BSPED2024 Poster Presentations Diabetes 5 (8 abstracts)
1Diabetes and Inflammation Laboratory, Centre for Human Genetics, University of Oxford, Oxford, United Kingdom; 2Nottingham Childrens Hospital, Nottingham University Hospitals NHS Trust, Nottingham, United Kingdom; 3University College London Hospitals NHS Foundation Trust, London, United Kingdom; 4The Noahs Ark Childrens Hospital for Wales, Department of Paediatric Diabetes and Endocrinology, Cardiff and Vale University Health Board, Cardiff, United Kingdom; 5Southern Health and Social Care Trust, Craigavon, United Kingdom; 6Royal Hospital for Children and Young People, Edinburgh, United Kingdom; 7Litcham Health Centre, Norfolk, Norfolk, United Kingdom; 8NIHR Oxford Biomedical Research Centre, John Radcliffe Hospital, Oxford, United Kingdom
Introduction: Type 1 diabetes (T1D) can begin years before clinical presentation. Screening children and young people (CYP) for T1D using islet autoantibodies (IAb) is increasingly popular, as screening reduces diabetic ketoacidosis, hospitalisation and offers access to drug therapies for delaying T1D onset. ISPAD and the INNODIA/GPPAD/FR1DA consortium have provided recommendations for monitoring early-stage T1D (defined as pre-symptomatic with ≥2 IAb). However, no UK-specific guidelines exist, nor for the management of CYP with a single IAb. This survey gathered information on the frequency and management of CYP with ≥1 IAb who are not on insulin.
Methods: We distributed an online survey across the UKs four nations via paediatric diabetes networks (March 2024 June 2024). Lead clinicians responded on behalf of their unit. Data on prevalence, IAb frequency, clinical management, and sibling testing were collected.

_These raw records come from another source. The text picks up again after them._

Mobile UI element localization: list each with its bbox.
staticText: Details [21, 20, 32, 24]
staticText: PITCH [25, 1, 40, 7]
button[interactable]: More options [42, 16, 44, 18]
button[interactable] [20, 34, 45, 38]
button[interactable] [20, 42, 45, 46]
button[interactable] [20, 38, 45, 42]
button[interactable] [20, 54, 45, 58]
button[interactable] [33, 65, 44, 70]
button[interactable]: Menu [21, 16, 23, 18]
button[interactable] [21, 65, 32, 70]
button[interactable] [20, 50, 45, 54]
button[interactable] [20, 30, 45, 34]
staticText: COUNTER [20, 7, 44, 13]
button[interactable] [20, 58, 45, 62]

Results: Of 188 units contacted (172 from England and Wales, 11 from Scotland, 5 N Ireland), 84/188 (45%) responded: 76/172 (44%) England and Wales, 4/11 (36%) from Scotland and 4/5 (80%) Northern Ireland. Thirty-six percent (30/84) of units reported managing 111 CYP with ≥ 1 IAb, not on insulin: 39/111 (35%) with a single IAb, and 72/111 (65%) with ≥ 2 IAb. CYP were identified from secondary (47%) and primary care (6%), as well as research platforms (47%). Reasons for early identification included family screening (42%), clinical symptoms suggestive of new-onset diabetes (37%) and following an autoimmune screen (21%). Clinical management included: providing education (23%), glycaemic assessment (18%) and referral to a research study (12%). To assess glycaemic status, clinicians used: HbA1c testing (32%), self-monitored glucose (14%), sensor glucose monitoring (14%), and OGTT (15%). Clinicians reported that if requested to test an unaffected siblings diabetes risk, 17% would organise IAb testing in clinical care, 61% would refer to a research study, and 17% would not test, and reassure.
Discussion: CYP with early-stage T1D are increasingly being identified in the UK from research platforms, and primary/secondary clinical care settings. The prevalence of screening outside research platforms highlights the need for a UK consensus on a monitoring and follow-up clinical care pathway.